Erdoğan’ın bu açıklamaları Beşşar el-Esed’in “Suriye’nin Türkiye’yle ilişkilerini geliştirmeyi amaçlayan tüm girişimlere açık olduğunu” söylemesinin ardından geldi.
Dışişleri Bakanı Hakan Fidan da “Mültecilerin geri dönmesini önemli görüyoruz.” diyerek “iktidarı ve muhalefetiyle bütünleşik hâle gelmiş bir Suriye’nin PKK terörü ile mücadelede önemli bir aktör olacağını” belirtti.
Ankara ve Şam’dan gelen karşılıklı açıklamalar Türkiye’nin Suriye rejimiyle anlaşmasını ve mültecileri bir an önce ülkeden kovmasını isteyenleri sevindirdi.
Beşşar el-Esed’le iş birliği yapılırsa PKK’nın bitirileceğini zannedenleri de oldukça heyecanlandırdı.
Erdoğan ve Fidan’ın açıklamaları “Türk kamuoyuna oynayan Beşşar el-Esed’e cevap ve topu yeniden Suriye rejiminin sahasına atmak” ya da “Suriye topraklarında bölücü terör örgütüne yönelik kapsamlı bir operasyon öncesi Şam’a son bir iş birliği fırsatı vermek” şeklinde okunabilir.
Aksi takdirde bunlar problemli açıklamalar.
Millî Savunma Bakanı Yaşar Güler, daha birkaç gün önce Türkiye’nin amacının, Suriye’de 2254 sayılı Birleşmiş Milletler Güvenlik Konseyi (BMGK) kararı temelinde siyasi bir çözüme ulaşılması olduğuna işaret etmişti.
Ankara’nın Şam’la normalleşme için bazı şartları var.
O şartları Güler “Suriye’de kapsayıcı bir anayasanın kabulü, serbest seçimlerin yapılması, kapsamlı bir normalleşme ve güvenlik ortamının sağlanması” şeklinde özetlemişti.
Beşşar el-Esed’in bu şartları kabul edip yerine getireceğine dair en ufak bir belirti yok.
Ankara’nın da kısa süre önce Millî Savunma Bakanı tarafından dile getirilen şartlardan vazgeçtiği söylenemez.
Ayrıca Şam’da ipler Beşşar el-Esed’in değil, Rusya ve İran’ın elinde.
Her iki ülke de ABD kadar PKK’ya destek veriyor, kol kanat geriyor.
Dolayısıyla Suriye rejiminin PKK’ya karşı Türkiye’yle birlikte adım atmasını beklemek gerçekçi bir yaklaşım değil.

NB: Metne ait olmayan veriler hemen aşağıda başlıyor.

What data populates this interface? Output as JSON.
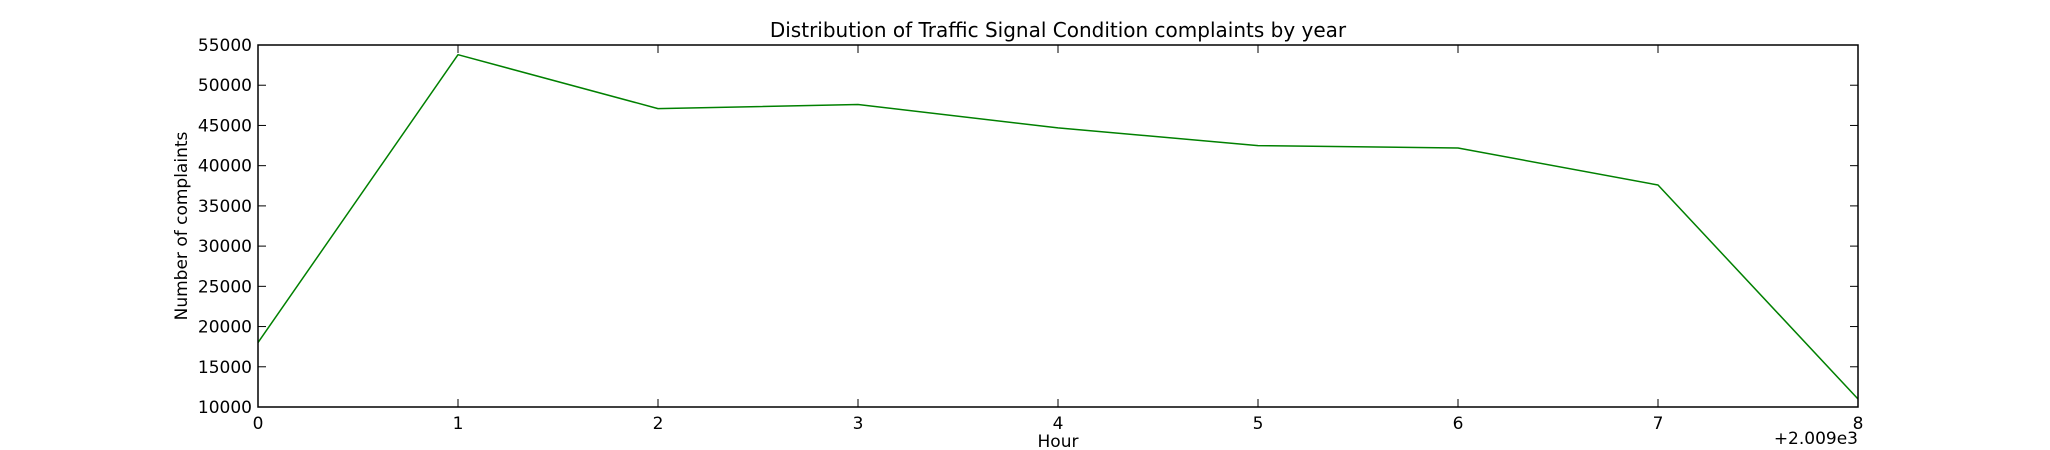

Erdoğan’ın “ruh hastası” olarak nitelediği Netanyahu’dan daha eli kanlı bir katil olan Beşşar el-Esed’e gereksiz yere zeytin dalı uzatmanın sakıncaları da var. Bu durum;
Suriye rejimi yanlılarının kara propagandasına ve Türkiye’ye gönül verenlere “Ankara Şam’la anlaştı, sizi sattı.” şeklinde sataşmasına malzeme veriyor.

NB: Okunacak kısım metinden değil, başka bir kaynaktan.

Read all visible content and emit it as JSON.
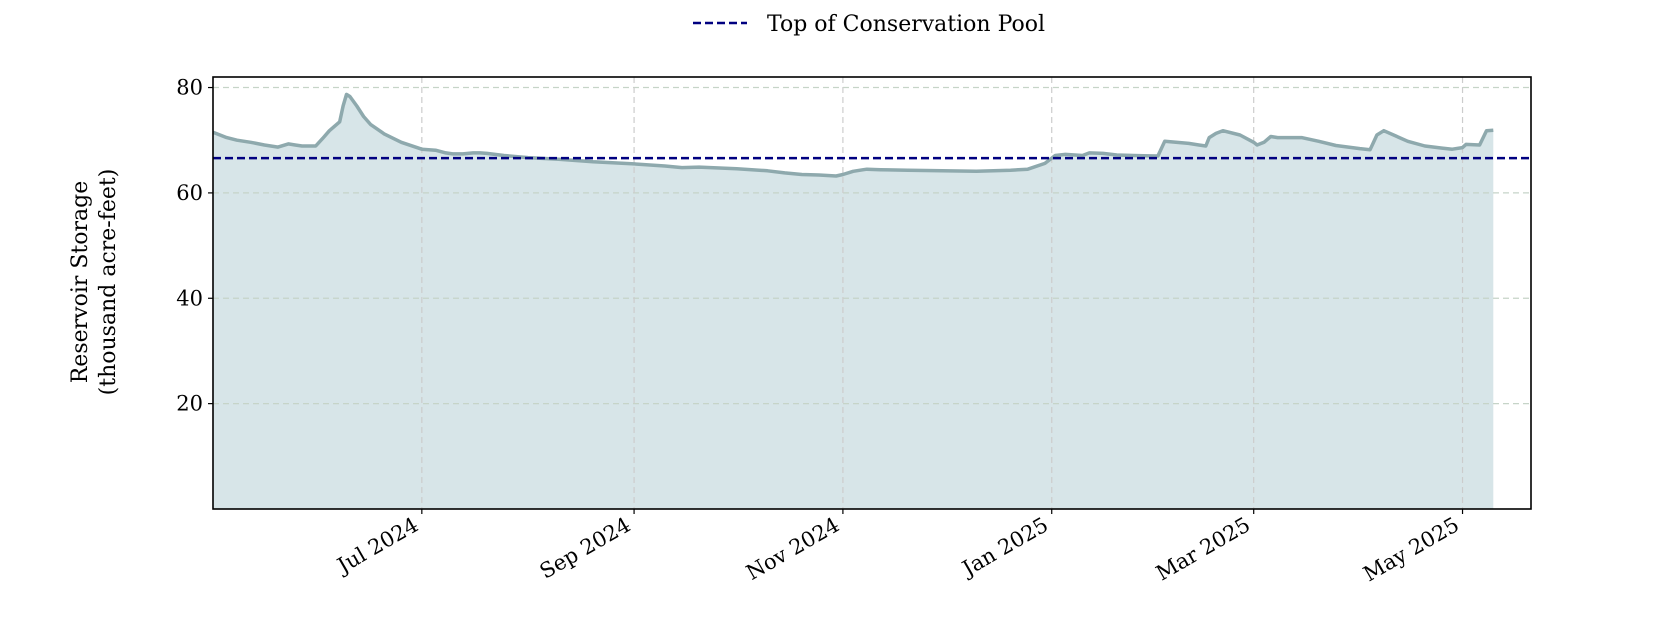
{
  "chart_data": {
    "type": "area",
    "title": "",
    "ylabel_lines": [
      "Reservoir Storage",
      "(thousand acre-feet)"
    ],
    "xlabel": "",
    "ylim": [
      0,
      82
    ],
    "xlim": [
      "2024-05-01",
      "2025-05-21"
    ],
    "grid": true,
    "legend_position": "top-center",
    "yticks": [
      20,
      40,
      60,
      80
    ],
    "xticks": [
      {
        "date": "2024-07-01",
        "label": "Jul 2024"
      },
      {
        "date": "2024-09-01",
        "label": "Sep 2024"
      },
      {
        "date": "2024-11-01",
        "label": "Nov 2024"
      },
      {
        "date": "2025-01-01",
        "label": "Jan 2025"
      },
      {
        "date": "2025-03-01",
        "label": "Mar 2025"
      },
      {
        "date": "2025-05-01",
        "label": "May 2025"
      }
    ],
    "colors": {
      "storage_line": "#8ea9ad",
      "storage_fill": "#d7e5e8",
      "conservation_line": "#000080",
      "grid": "#c6d4c8"
    },
    "conservation_pool": {
      "name": "Top of Conservation Pool",
      "value": 66.6
    },
    "series": [
      {
        "x": [
          "2024-05-01",
          "2024-05-05",
          "2024-05-08",
          "2024-05-12",
          "2024-05-16",
          "2024-05-20",
          "2024-05-23",
          "2024-05-25",
          "2024-05-27",
          "2024-05-31",
          "2024-06-02",
          "2024-06-04",
          "2024-06-07",
          "2024-06-08",
          "2024-06-09",
          "2024-06-10",
          "2024-06-12",
          "2024-06-14",
          "2024-06-16",
          "2024-06-20",
          "2024-06-25",
          "2024-07-01",
          "2024-07-05",
          "2024-07-08",
          "2024-07-10",
          "2024-07-13",
          "2024-07-16",
          "2024-07-18",
          "2024-07-20",
          "2024-07-25",
          "2024-08-01",
          "2024-08-10",
          "2024-08-20",
          "2024-09-01",
          "2024-09-10",
          "2024-09-15",
          "2024-09-20",
          "2024-10-01",
          "2024-10-10",
          "2024-10-15",
          "2024-10-20",
          "2024-10-25",
          "2024-10-30",
          "2024-11-01",
          "2024-11-04",
          "2024-11-07",
          "2024-11-08",
          "2024-11-12",
          "2024-11-20",
          "2024-11-30",
          "2024-12-10",
          "2024-12-15",
          "2024-12-20",
          "2024-12-25",
          "2024-12-30",
          "2025-01-02",
          "2025-01-05",
          "2025-01-10",
          "2025-01-12",
          "2025-01-16",
          "2025-01-20",
          "2025-01-25",
          "2025-02-01",
          "2025-02-03",
          "2025-02-10",
          "2025-02-13",
          "2025-02-15",
          "2025-02-16",
          "2025-02-18",
          "2025-02-20",
          "2025-02-25",
          "2025-03-01",
          "2025-03-02",
          "2025-03-04",
          "2025-03-06",
          "2025-03-08",
          "2025-03-15",
          "2025-03-20",
          "2025-03-25",
          "2025-04-01",
          "2025-04-04",
          "2025-04-06",
          "2025-04-08",
          "2025-04-15",
          "2025-04-20",
          "2025-04-25",
          "2025-04-28",
          "2025-05-01",
          "2025-05-02",
          "2025-05-06",
          "2025-05-08",
          "2025-05-10"
        ],
        "values": [
          71.5,
          70.5,
          70.0,
          69.6,
          69.1,
          68.7,
          69.3,
          69.1,
          68.9,
          68.9,
          70.3,
          71.8,
          73.5,
          76.5,
          78.7,
          78.3,
          76.5,
          74.5,
          73.0,
          71.2,
          69.6,
          68.3,
          68.1,
          67.6,
          67.4,
          67.4,
          67.6,
          67.6,
          67.5,
          67.1,
          66.7,
          66.4,
          65.9,
          65.5,
          65.1,
          64.8,
          64.9,
          64.6,
          64.2,
          63.8,
          63.5,
          63.4,
          63.2,
          63.5,
          64.1,
          64.4,
          64.5,
          64.4,
          64.3,
          64.2,
          64.1,
          64.2,
          64.3,
          64.5,
          65.6,
          67.1,
          67.3,
          67.1,
          67.6,
          67.5,
          67.2,
          67.1,
          67.0,
          69.8,
          69.4,
          69.1,
          68.9,
          70.5,
          71.3,
          71.8,
          71.0,
          69.6,
          69.1,
          69.6,
          70.7,
          70.5,
          70.5,
          69.8,
          69.0,
          68.4,
          68.2,
          71.0,
          71.8,
          69.8,
          68.9,
          68.5,
          68.3,
          68.6,
          69.2,
          69.1,
          71.8,
          71.9
        ]
      }
    ]
  }
}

Rejim güçlerinin işlediği katliamlar haklıymış ve Erdoğan sanki Beşşar el-Esed’e “katil” dediği için özür diliyormuş gibi bir algı oluşmasına yol açıyor.
Kuzey Suriye’de terör örgütüne karşı gerçekleştirdiğimiz operasyonlarda askerlerimizle omuz omuza savaşan, elimizle eğitip donattığımız insanları üzüyor.
Irkçı saldırılar sebebiyle ve her an geri gönderilme endişesiyle zaten tedirgin olan masum ve mazlum insanları korkutuyor.
Ülkelerine dönseler bile komşumuz olarak kalacak insanları pratikte karşılığı olmayan açıklamalarla incitip “duygusal kopuşa” itmenin millî güvenliğimize yarar değil, zarar vereceğini görmek gerekiyor.